Maçlar artık seyircisiz mi oynanacak?
“çok büyük olasılıkla seyircileri bir araya getirme şansı olmaz. ya da stadyumların kapasitesinin 5’te 1’i, 6’da 1’i değin alınıp herkes birbirinden uzak oturacak şekilde şayet ayarlanabilir lakin yalnızca oturmak da mesele değil. Çıkarken cümbür cemaat aralarda tuvaleti, kafeteryayı kullanıyor, herkes bir sürü yeri elliyor. O yüzden seyircileri yönetebilmek fazla daha zor. Yani belki seyircilerle ilgili karar daha bile sonraya kalabilir. Lakin bunu tamamen önümüzdeki 1.5 ay gösterir.”
Taraftarların statta maç izlemesi için kademeli bir geçiş öngörülebilir mi?

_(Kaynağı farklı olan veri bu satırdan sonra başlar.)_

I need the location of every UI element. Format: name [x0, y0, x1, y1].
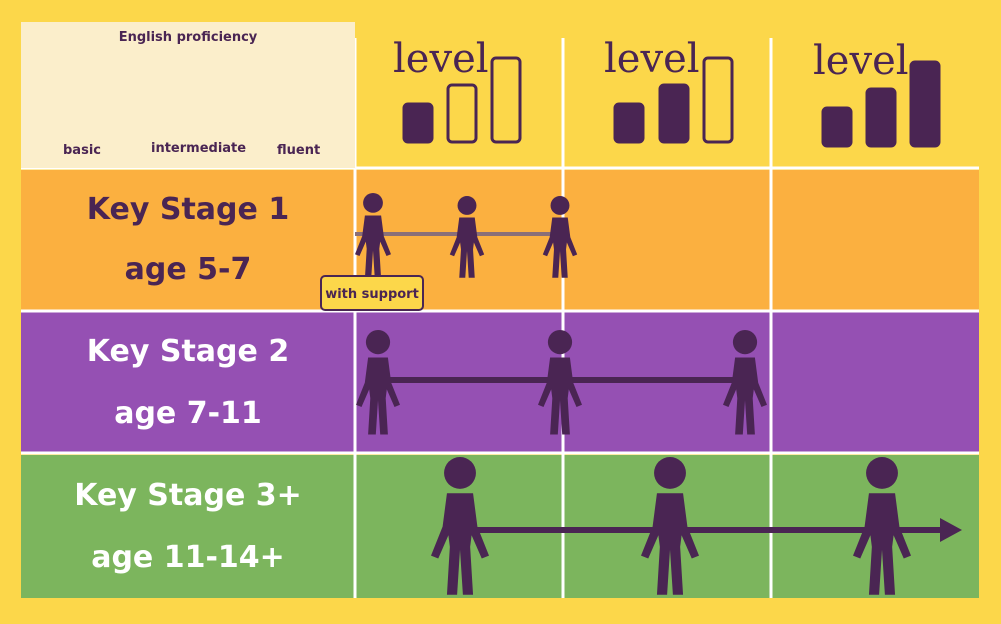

“Evet orada da öngörülebilir eksik seyirciyle başlayıp. Ne değin eksik bağlantı olursa insanlarda o kadar eksik virüsle karşılaşılır. Hastalanma riski öyle düşer. Lakin müsade de verilse ırk gitmek ister mi emin değilim. Cümbür Cemaat haklı olarak bu virüsten çok korkuyor.”

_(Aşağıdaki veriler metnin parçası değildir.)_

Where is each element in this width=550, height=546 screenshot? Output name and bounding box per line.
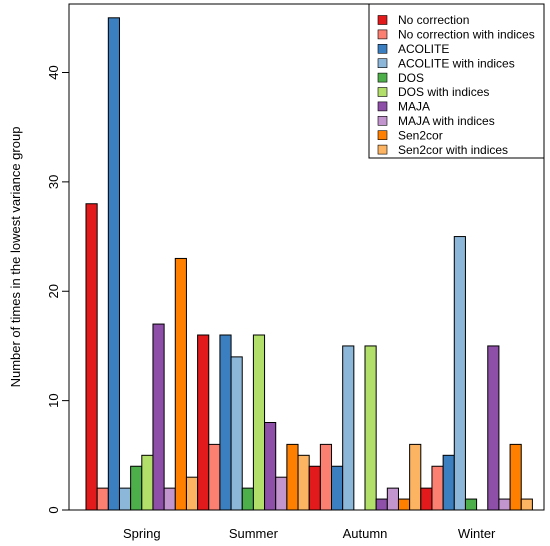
bar: [152, 323, 165, 511]
legend-swatch: [377, 58, 388, 69]
bar: [163, 487, 176, 511]
legend-swatch: [377, 87, 388, 97]
bar: [107, 17, 120, 511]
bar: [185, 476, 199, 511]
bar: [174, 257, 187, 511]
x-tick-label: Winter: [458, 526, 496, 541]
bar: [118, 487, 132, 511]
y-tick-label: 20: [46, 284, 61, 298]
bar: [241, 487, 254, 511]
legend-label: Sen2cor with indices: [398, 143, 508, 157]
bar: [464, 498, 478, 511]
bar: [308, 465, 321, 511]
legend-swatch: [377, 43, 388, 54]
legend-box: [368, 3, 545, 159]
bar: [442, 454, 455, 511]
bar: [208, 443, 221, 511]
plot-frame: [68, 3, 545, 511]
bar: [85, 203, 98, 511]
bar: [409, 443, 422, 511]
bar: [498, 498, 511, 511]
legend-label: MAJA: [398, 100, 430, 114]
legend-swatch: [377, 116, 388, 126]
legend-label: No correction: [398, 13, 469, 27]
bar: [453, 236, 466, 511]
legend-swatch: [377, 144, 388, 155]
legend-label: DOS with indices: [398, 85, 489, 99]
bar: [487, 345, 500, 511]
y-axis: 0 10 20 30 40: [46, 65, 69, 514]
x-tick-label: Autumn: [343, 526, 388, 541]
bar: [397, 498, 411, 511]
y-tick-label: 30: [46, 175, 61, 189]
legend-label: DOS: [398, 71, 424, 85]
bar: [364, 345, 377, 511]
legend-label: Sen2cor: [398, 128, 443, 142]
y-tick-label: 10: [46, 393, 61, 407]
y-tick-label: 0: [46, 506, 61, 513]
bar: [197, 334, 210, 511]
bar: [386, 487, 399, 511]
legend-label: ACOLITE with indices: [398, 56, 515, 70]
bar: [96, 487, 109, 511]
bar: [297, 454, 310, 511]
bars-group: [85, 17, 533, 511]
x-tick-label: Summer: [229, 526, 279, 541]
bar: [230, 356, 243, 511]
bar: [420, 487, 433, 511]
legend-swatch: [377, 130, 388, 140]
legend-label: ACOLITE: [398, 42, 449, 56]
bar: [275, 476, 288, 511]
legend-swatch: [377, 15, 388, 25]
bar: [342, 345, 355, 511]
bar: [520, 498, 533, 511]
x-axis: Spring Summer Autumn Winter: [123, 526, 496, 541]
bar: [331, 465, 344, 511]
x-tick-label: Spring: [123, 526, 161, 541]
bar: [141, 454, 154, 511]
bar: [286, 443, 299, 511]
bar: [509, 443, 522, 511]
legend-swatch: [377, 29, 388, 40]
bar: [319, 443, 333, 511]
bar: [219, 334, 232, 511]
bar: [431, 465, 444, 511]
bar: [375, 498, 388, 511]
y-axis-label: Number of times in the lowest variance g…: [8, 127, 23, 388]
bar: [130, 465, 143, 511]
bar: [252, 334, 266, 511]
legend-label: No correction with indices: [398, 28, 535, 42]
bar: [264, 422, 277, 511]
y-tick-label: 40: [46, 65, 61, 79]
legend-swatch: [377, 72, 388, 83]
legend-label: MAJA with indices: [398, 114, 495, 128]
legend-swatch: [377, 101, 388, 112]
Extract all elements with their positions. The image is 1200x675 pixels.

LİGLERİN ANTALYA ’DA OYNANMASI FİKRİ
Futbolda kalan 8 maçın Antalya’da oynanması fikri ön planda. Takımlar ayrı olarak otellerde izole biçimde kalacak ve maça çıkacak. Bu fikri nasıl değerlendiriyorsunuz?
“Bu tür kısıtlama işleri, salgın yönetimi millet sağlığının konusu. Bu işi daha iyi haberdar olan kişiler var. Teknik altyapılar uygunsa doğrusu akla yatkın. Keza şöyle bir şey de olur. Sporcular büyük şehirlerden, yaşadıkları şehirlerden kamp havasında uzaklaşmış olurlar, dolayısıyla virüsle tesadüf olasılıkları azalır. Bu emrindeki akla yatkın. Rasyonel bir öneri gibi duruyor. Hem de sizin söylediğiniz ‘sahaya çıktığında acaba enfekte mi bu kişi?’ sorusu fazla olmaz. Çünkü kontrollü bir ortamda aynı yerde olacak. Orada eğer birileri hastalanırsa bilenecek o, diğerleri taranacak. Çok daha kontrollü bir etraf olur. Daha pratik olur. Bir Play-Off gibi hızlandırılmış şekilde oynanabilir ligler.”

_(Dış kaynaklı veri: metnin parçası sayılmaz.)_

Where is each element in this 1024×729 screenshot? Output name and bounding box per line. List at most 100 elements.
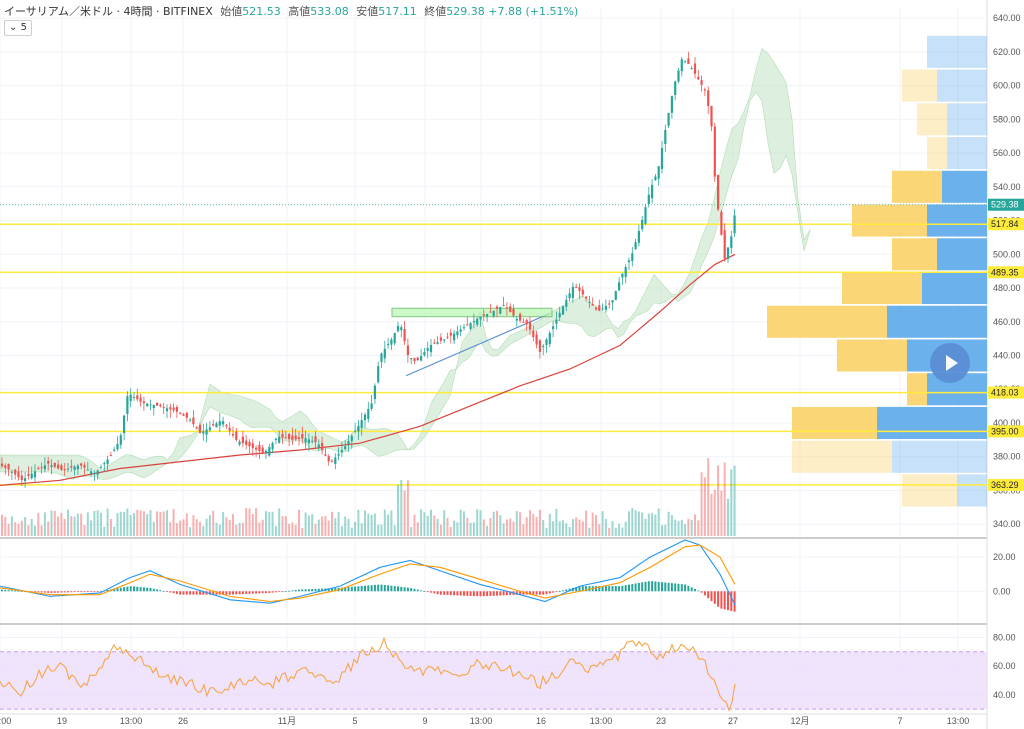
- candle-body: [390, 339, 393, 345]
- macd-histogram-bar: [631, 584, 634, 592]
- macd-line: [0, 539, 736, 606]
- candle-body: [393, 332, 396, 344]
- volume-bar: [505, 519, 508, 536]
- price-level-tag: [988, 266, 1024, 279]
- interval-button[interactable]: ⌄ 5: [4, 20, 32, 36]
- candle-body: [304, 438, 307, 443]
- macd-histogram-bar: [578, 586, 581, 592]
- volume-bar: [331, 511, 333, 536]
- candle-body: [86, 469, 89, 471]
- candle-body: [608, 303, 611, 305]
- volume-bar: [103, 526, 106, 536]
- volume-profile-buy: [947, 103, 987, 136]
- volume-bar: [261, 519, 264, 536]
- volume-bar: [707, 458, 710, 536]
- volume-bar: [390, 510, 393, 536]
- x-tick-label: 13:00: [470, 716, 493, 726]
- volume-bar: [70, 516, 73, 536]
- high-value: 533.08: [310, 5, 349, 18]
- volume-bar: [60, 512, 63, 536]
- macd-histogram-bar: [598, 586, 601, 592]
- volume-profile-buy: [937, 69, 987, 102]
- volume-bar: [575, 517, 578, 536]
- macd-histogram-bar: [370, 585, 373, 592]
- volume-bar: [76, 513, 79, 536]
- macd-histogram-bar: [169, 591, 172, 593]
- volume-bar: [463, 511, 465, 536]
- macd-histogram-bar: [251, 591, 254, 594]
- macd-histogram-bar: [63, 591, 66, 593]
- macd-histogram-bar: [608, 586, 611, 592]
- volume-bar: [423, 512, 426, 536]
- y-tick-label: 500.00: [993, 249, 1021, 259]
- candle-body: [258, 444, 261, 452]
- candle-body: [126, 396, 129, 414]
- macd-histogram-bar: [611, 586, 614, 592]
- candle-body: [103, 463, 106, 465]
- symbol-title: イーサリアム／米ドル · 4時間 · BITFINEX: [4, 5, 213, 18]
- candle-body: [185, 412, 188, 418]
- macd-histogram-bar: [123, 587, 126, 592]
- candle-body: [495, 306, 499, 309]
- candle-body: [116, 444, 119, 450]
- candle-body: [396, 325, 400, 332]
- candle-body: [57, 464, 60, 469]
- candle-body: [202, 431, 205, 434]
- volume-bar: [271, 511, 274, 536]
- macd-histogram-bar: [595, 586, 597, 592]
- macd-histogram-bar: [730, 591, 733, 611]
- volume-bar: [334, 518, 337, 536]
- candle-body: [327, 456, 330, 462]
- volume-bar: [403, 490, 406, 536]
- candle-body: [611, 300, 614, 303]
- macd-histogram-bar: [637, 582, 640, 592]
- candle-body: [670, 96, 673, 113]
- volume-bar: [496, 510, 498, 536]
- macd-histogram-bar: [86, 591, 89, 593]
- volume-profile-sell: [792, 440, 892, 473]
- candle-body: [314, 436, 317, 443]
- volume-bar: [228, 519, 231, 536]
- candle-body: [268, 446, 271, 456]
- candle-body: [106, 459, 109, 465]
- macd-histogram-bar: [159, 590, 162, 592]
- candle-body: [423, 352, 426, 356]
- candle-body: [367, 408, 370, 420]
- macd-histogram-bar: [482, 591, 485, 597]
- macd-histogram-bar: [647, 581, 650, 592]
- volume-bar: [420, 509, 423, 536]
- volume-profile-sell: [792, 406, 877, 440]
- macd-histogram-bar: [321, 588, 324, 592]
- macd-histogram-bar: [43, 591, 46, 593]
- volume-bar: [142, 511, 145, 536]
- volume-bar: [1, 514, 3, 536]
- moving-average-line: [0, 253, 736, 486]
- volume-bar: [225, 517, 228, 536]
- play-icon[interactable]: [930, 343, 970, 383]
- macd-histogram-bar: [311, 589, 314, 592]
- volume-bar: [502, 523, 505, 536]
- macd-histogram-bar: [413, 588, 416, 592]
- y-tick-label: 480.00: [993, 283, 1021, 293]
- macd-histogram-bar: [664, 582, 667, 592]
- volume-bar: [426, 515, 429, 536]
- volume-bar: [568, 527, 571, 536]
- macd-histogram-bar: [618, 586, 621, 592]
- candle-body: [618, 282, 621, 291]
- macd-histogram-bar: [486, 591, 489, 597]
- candle-body: [330, 460, 334, 462]
- y-tick-label: 60.00: [993, 661, 1016, 671]
- last-price-tag: [988, 198, 1024, 211]
- candle-body: [350, 436, 353, 442]
- candle-body: [66, 468, 70, 470]
- candle-body: [218, 421, 221, 426]
- signal-line: [0, 544, 736, 603]
- volume-profile-buy: [937, 238, 987, 271]
- close-label: 終値: [424, 5, 447, 18]
- volume-bar: [723, 462, 726, 536]
- candle-body: [717, 174, 720, 210]
- macd-histogram-bar: [720, 591, 723, 609]
- candle-body: [192, 417, 195, 425]
- volume-bar: [380, 524, 383, 536]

‘ŞAMPİYONLAR LİGİ FİNALİ İÇİN DAHA ERKEN’
İstanbul’da 29 Ağustos’ta oynanması düşünülen Şampiyonlar Ligi finali ve UEFA’nın 8 takımlı turnuva planı için ne düşünüyorsunuz?
“Avrupa’nın öyle çok ülkesinden daha uygun olur burada oynanması. Ama bu konuda da karar devretmek için erken. Onu da önümüzdeki 1-2 ayda görürüz. Bizim şöyle bir beklentimiz var, havaların ısınması, daha fazla da ultraviole ışınlarının da katkısıyla salgının bulaşma hızının zaten bir tedarik yavaşlamasını bekliyoruz. Dolayısıyla ağustos sonunda epeyce bir tehlike azalmış olabilir. O yüzden Türkiye’de oynanmasıyla ilgili bir bezginlik olmayabilir lakin o süre da seyircili mi oynatmayı tercih eder seyircisiz mi oynatmayı seçim eder? UEFA azıcık da şuna emrindeki olacak, yolculuk kısıtlamalarını kaldıracak kadar Avrupa’da da azalması gerekecek.”